The development of new applications based on nanoimprinting techniques (NIL) is evolving at a rapid pace.
But what are the challenges to be overcome in order to reach the market? How do we bridge the gap between basic research and its uptake from the industry? What are the tools needed for each product?
Numerous applications ranging from consumer goods to security tags to life science products were discussed by more than 80 professionals of the field coming from both the public and private sectors. Once more, Berlin was the venue for the second NaPANIL Industrial Day hosted this year by micro resist technology GmbH on February the 28th, where all these questions were addressed.
After the success of its first Industrial Day on 6 April 2011, a new record of participants, especially from industry, was achieved. 84 participants (43% participants from industry, 57% from academia), willing to explore the potentials, limitations and expected impact of nanoimprint lithography on the market met 11 months later at the same location.
Several applications of Nanoimprint Lithography were presented, such as toys with coloured surfaces presented by Per Høvsgaard, Senior Director of the Mechatronics and Prototyping department of LEGO System A/S; intelligent displays in the automotive sector, presented by Vito G. Lambertini from FIAT; nanopatterning to fight counterfeiting, presented by Lars Lindvold from Stensborg A/S; applications in the biomedical field as biosensors or implants, presented by Johnny Stormonth-Darling from the University of Glasgow. Moreover, the challenges in the development of production tools and materials were also discussed. Step and repeat, e-beam lithography, injection moulding and roll-to-roll developments were presented by several speakers, from companies such as EVG, Vistec Philips, and Nanoptics, who showed their latest achievements.
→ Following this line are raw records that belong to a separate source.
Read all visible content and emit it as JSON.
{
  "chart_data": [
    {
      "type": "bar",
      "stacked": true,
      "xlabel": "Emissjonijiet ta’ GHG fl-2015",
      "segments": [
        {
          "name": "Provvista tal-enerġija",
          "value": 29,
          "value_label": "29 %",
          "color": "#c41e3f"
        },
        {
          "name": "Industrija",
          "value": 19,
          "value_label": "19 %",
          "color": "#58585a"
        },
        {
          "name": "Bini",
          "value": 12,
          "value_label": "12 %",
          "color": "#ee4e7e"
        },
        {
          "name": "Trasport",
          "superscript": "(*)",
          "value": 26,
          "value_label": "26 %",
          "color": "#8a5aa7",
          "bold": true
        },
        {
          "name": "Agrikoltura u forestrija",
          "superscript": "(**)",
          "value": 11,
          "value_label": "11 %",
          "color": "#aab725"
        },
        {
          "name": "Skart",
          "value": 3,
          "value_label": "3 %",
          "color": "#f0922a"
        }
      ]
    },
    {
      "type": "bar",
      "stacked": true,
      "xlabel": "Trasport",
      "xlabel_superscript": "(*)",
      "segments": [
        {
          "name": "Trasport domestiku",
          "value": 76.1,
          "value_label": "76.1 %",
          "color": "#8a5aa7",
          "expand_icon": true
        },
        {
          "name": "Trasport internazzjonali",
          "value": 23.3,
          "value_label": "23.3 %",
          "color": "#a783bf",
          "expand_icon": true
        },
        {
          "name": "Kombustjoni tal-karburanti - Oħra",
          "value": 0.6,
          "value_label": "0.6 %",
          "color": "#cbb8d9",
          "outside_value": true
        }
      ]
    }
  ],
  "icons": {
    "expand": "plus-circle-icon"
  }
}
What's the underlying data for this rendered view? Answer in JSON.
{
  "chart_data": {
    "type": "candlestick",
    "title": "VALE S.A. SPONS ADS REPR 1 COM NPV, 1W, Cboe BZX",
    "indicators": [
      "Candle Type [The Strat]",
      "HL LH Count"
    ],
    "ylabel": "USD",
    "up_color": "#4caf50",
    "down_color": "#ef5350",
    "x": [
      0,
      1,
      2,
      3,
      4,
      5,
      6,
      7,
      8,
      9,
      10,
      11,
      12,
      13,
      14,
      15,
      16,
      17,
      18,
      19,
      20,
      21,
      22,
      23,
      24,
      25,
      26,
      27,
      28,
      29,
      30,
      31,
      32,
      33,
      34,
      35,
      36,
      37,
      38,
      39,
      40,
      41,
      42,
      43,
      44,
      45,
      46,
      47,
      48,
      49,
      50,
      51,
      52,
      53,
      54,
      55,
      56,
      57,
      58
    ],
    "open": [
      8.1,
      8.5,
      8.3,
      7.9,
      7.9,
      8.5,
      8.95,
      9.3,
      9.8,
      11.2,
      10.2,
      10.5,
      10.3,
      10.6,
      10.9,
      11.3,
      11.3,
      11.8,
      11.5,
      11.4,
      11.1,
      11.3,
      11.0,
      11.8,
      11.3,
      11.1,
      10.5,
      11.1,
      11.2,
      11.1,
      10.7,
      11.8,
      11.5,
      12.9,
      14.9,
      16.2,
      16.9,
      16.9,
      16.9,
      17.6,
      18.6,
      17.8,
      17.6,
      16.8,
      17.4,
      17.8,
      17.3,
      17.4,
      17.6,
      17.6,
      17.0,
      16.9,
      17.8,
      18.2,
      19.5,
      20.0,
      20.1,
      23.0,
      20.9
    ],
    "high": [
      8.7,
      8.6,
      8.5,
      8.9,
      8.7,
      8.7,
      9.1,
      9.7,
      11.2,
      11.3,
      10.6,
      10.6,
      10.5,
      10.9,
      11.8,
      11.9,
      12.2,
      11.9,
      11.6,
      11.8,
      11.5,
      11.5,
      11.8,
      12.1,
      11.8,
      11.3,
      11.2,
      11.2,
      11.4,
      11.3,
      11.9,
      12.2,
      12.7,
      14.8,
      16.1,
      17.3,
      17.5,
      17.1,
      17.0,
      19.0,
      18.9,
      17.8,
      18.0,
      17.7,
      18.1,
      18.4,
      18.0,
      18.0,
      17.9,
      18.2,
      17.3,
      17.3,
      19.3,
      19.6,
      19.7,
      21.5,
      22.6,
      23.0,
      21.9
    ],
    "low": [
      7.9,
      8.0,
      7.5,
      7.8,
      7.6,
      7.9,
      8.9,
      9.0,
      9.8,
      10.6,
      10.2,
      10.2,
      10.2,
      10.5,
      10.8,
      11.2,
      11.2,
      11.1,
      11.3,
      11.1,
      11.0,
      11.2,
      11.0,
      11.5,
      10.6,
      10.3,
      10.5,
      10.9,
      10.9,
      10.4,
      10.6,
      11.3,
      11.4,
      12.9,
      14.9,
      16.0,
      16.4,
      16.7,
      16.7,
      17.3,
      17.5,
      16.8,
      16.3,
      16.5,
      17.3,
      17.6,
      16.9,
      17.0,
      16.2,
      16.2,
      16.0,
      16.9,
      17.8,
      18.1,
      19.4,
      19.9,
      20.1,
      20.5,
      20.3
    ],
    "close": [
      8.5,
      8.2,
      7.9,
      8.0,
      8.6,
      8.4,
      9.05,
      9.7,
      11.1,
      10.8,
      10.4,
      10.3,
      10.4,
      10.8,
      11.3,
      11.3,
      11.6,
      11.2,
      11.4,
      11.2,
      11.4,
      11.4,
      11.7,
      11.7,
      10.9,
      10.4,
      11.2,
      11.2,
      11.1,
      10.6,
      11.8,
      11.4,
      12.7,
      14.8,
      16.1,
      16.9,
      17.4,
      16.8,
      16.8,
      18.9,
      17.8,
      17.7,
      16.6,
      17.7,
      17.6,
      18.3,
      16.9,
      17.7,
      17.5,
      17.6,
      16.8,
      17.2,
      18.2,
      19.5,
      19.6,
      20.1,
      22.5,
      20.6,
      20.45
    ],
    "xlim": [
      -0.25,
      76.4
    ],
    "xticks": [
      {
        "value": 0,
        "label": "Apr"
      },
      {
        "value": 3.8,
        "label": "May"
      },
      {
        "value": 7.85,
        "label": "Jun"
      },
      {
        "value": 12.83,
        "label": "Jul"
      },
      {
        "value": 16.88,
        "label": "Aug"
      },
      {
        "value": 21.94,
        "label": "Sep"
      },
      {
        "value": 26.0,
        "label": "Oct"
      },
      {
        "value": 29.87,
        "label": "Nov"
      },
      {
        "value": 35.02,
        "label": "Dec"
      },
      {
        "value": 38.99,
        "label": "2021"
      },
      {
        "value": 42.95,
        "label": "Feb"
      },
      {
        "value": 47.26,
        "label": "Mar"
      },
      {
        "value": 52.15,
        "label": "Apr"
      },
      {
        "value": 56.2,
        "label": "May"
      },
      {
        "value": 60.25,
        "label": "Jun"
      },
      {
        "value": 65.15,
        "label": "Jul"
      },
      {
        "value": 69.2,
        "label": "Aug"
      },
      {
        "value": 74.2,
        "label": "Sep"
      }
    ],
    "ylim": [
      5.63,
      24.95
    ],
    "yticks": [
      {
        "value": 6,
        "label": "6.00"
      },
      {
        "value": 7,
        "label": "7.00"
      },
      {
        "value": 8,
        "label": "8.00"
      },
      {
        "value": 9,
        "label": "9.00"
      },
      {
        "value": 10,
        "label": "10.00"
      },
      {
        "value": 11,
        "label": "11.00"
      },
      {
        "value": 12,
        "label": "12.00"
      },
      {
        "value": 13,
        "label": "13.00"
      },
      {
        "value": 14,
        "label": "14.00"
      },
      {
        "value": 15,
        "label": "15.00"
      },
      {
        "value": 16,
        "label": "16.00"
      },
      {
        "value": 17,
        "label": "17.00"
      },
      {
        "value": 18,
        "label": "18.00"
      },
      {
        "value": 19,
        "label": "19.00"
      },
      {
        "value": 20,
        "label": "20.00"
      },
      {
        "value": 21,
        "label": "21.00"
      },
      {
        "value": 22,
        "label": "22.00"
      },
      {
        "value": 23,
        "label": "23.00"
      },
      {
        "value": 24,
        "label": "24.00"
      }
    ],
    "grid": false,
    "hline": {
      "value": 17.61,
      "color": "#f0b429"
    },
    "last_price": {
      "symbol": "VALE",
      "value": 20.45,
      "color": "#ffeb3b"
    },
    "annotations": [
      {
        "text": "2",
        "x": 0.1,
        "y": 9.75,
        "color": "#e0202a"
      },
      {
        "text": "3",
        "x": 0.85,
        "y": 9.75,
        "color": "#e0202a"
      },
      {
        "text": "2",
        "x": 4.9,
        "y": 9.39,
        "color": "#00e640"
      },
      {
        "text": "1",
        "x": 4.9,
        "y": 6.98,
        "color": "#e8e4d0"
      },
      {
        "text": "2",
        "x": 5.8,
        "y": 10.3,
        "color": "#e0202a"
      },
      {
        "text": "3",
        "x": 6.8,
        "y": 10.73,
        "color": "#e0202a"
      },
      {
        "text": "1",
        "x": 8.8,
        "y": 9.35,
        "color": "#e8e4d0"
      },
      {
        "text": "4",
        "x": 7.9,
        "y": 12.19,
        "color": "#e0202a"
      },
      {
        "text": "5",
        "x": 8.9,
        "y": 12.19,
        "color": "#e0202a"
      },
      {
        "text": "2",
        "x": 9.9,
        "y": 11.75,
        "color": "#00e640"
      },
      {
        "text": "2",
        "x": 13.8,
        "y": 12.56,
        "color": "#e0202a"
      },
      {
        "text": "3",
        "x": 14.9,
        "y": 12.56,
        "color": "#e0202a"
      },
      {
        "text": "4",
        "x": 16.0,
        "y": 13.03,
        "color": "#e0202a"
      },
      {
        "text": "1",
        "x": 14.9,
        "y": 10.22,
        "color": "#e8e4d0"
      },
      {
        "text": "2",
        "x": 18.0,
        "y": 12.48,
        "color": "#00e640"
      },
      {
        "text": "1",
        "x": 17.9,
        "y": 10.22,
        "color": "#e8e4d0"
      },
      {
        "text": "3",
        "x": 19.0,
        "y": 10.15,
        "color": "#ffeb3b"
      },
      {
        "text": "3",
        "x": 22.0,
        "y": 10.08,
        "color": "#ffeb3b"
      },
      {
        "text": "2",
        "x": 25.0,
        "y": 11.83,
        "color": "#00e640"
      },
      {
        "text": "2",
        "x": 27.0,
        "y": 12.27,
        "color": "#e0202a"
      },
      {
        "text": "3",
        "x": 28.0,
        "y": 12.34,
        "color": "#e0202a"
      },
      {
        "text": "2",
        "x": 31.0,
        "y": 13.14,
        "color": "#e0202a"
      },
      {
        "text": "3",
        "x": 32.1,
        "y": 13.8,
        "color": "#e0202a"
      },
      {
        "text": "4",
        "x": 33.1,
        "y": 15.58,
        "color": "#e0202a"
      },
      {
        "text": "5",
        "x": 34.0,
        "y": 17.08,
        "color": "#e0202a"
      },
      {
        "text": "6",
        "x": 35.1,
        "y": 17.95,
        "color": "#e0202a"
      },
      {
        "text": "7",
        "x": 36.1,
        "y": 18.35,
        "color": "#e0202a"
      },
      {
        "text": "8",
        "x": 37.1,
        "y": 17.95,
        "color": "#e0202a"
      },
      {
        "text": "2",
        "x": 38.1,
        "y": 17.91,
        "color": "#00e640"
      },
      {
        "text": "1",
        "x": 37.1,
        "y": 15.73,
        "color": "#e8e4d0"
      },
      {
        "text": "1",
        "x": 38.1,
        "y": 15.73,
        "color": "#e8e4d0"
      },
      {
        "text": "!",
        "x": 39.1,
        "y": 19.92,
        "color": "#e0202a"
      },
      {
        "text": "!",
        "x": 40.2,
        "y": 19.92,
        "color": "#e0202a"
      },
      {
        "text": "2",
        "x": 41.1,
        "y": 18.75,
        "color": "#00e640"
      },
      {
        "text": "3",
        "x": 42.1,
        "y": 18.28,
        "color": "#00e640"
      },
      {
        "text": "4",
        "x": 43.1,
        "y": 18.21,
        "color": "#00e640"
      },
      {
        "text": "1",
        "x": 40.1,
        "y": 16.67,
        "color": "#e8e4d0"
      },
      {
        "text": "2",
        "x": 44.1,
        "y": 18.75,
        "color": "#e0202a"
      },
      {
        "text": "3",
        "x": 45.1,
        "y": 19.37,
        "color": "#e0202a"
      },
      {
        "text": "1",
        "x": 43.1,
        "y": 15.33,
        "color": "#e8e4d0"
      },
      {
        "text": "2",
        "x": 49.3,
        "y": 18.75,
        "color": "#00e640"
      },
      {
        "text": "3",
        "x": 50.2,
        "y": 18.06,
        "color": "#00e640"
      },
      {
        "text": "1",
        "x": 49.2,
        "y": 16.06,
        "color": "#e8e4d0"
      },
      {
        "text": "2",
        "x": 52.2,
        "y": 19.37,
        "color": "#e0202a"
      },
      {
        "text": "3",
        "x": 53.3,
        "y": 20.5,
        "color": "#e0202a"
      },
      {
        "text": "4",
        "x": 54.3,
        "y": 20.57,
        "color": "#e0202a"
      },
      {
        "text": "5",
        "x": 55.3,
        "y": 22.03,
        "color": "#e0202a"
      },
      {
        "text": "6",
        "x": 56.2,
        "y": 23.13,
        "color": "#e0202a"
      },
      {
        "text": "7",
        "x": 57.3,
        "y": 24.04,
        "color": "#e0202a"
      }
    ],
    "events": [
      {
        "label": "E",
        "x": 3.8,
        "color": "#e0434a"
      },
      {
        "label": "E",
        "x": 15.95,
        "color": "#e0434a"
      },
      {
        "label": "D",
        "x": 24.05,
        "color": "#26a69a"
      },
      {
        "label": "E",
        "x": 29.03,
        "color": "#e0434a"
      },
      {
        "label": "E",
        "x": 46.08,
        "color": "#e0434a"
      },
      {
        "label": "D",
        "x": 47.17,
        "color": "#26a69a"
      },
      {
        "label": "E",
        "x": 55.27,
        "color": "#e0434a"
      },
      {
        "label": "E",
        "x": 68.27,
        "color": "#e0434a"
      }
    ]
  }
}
The development of these tools faces novel challenges in terms of tolerances, metrology or specific processes but benefits in quality, environmental and health issues have also been detected. Thus, 3-dimensional surface topographies with features below 100 nanometre, the combination of micrometre and nanometre scale processes as well as novel materials developed for polymer stamps for high aspect ratio developments or high etch resistance were also explained.
The presentations delivered by experts were not the only activities carried out at the Industrial Day; indeed, they were complemented by networking activities including the display of several posters on NaPANIL research lines around which participants engaged in group discussions.
The up-scaling of nanoimprinting to large areas and high-throughput by using new tools and materials is now foreseen as the best solution for new products where NIL processes supply a unique approach in terms of cost-efficiency or capabilities of obtaining the desired pattern. As a conclusion, the evolution in the innovation carried out at European level in NIL is allowing to bridge the gap needed in order to achieve a general uptake by industry. The industrial participants are now willing to exploit this technology in their products and/or activities.
The second NaPANIL Industrial Day raised high interest and proved to be an effective way of enabling professionals in technology and industrial players to share their diverse, yet complementary perspectives. The feedback from the industry after the event has been extremely positive not only the networking activities have evolved into new collaborations, but also, the fact that a new edition of the Industrial Day has been encouraged.
NaPANIL (contract no 214249), is a large-scale collaborative research project funded by the European Commission under the FP7 NMP theme. Its team is composed of 16 partners representing both the industrial pull and the technology push of the project. Its work is structured into four sub projects dealing with the core activities of the project, such as Applications and Demonstrations, Exploratory Processes, Manufacturing Technology and Modelling and Metrology. The expertise of each member of the group is complementary to one another in the ambitious goal of the project, which is to obtain three industrial demonstrators to bring 3D nanopatterning manufacturing technologies and design to the market, and to drive the next wave of innovation in these techniques and related applications. The project started in May 2008 and will end in April 2012.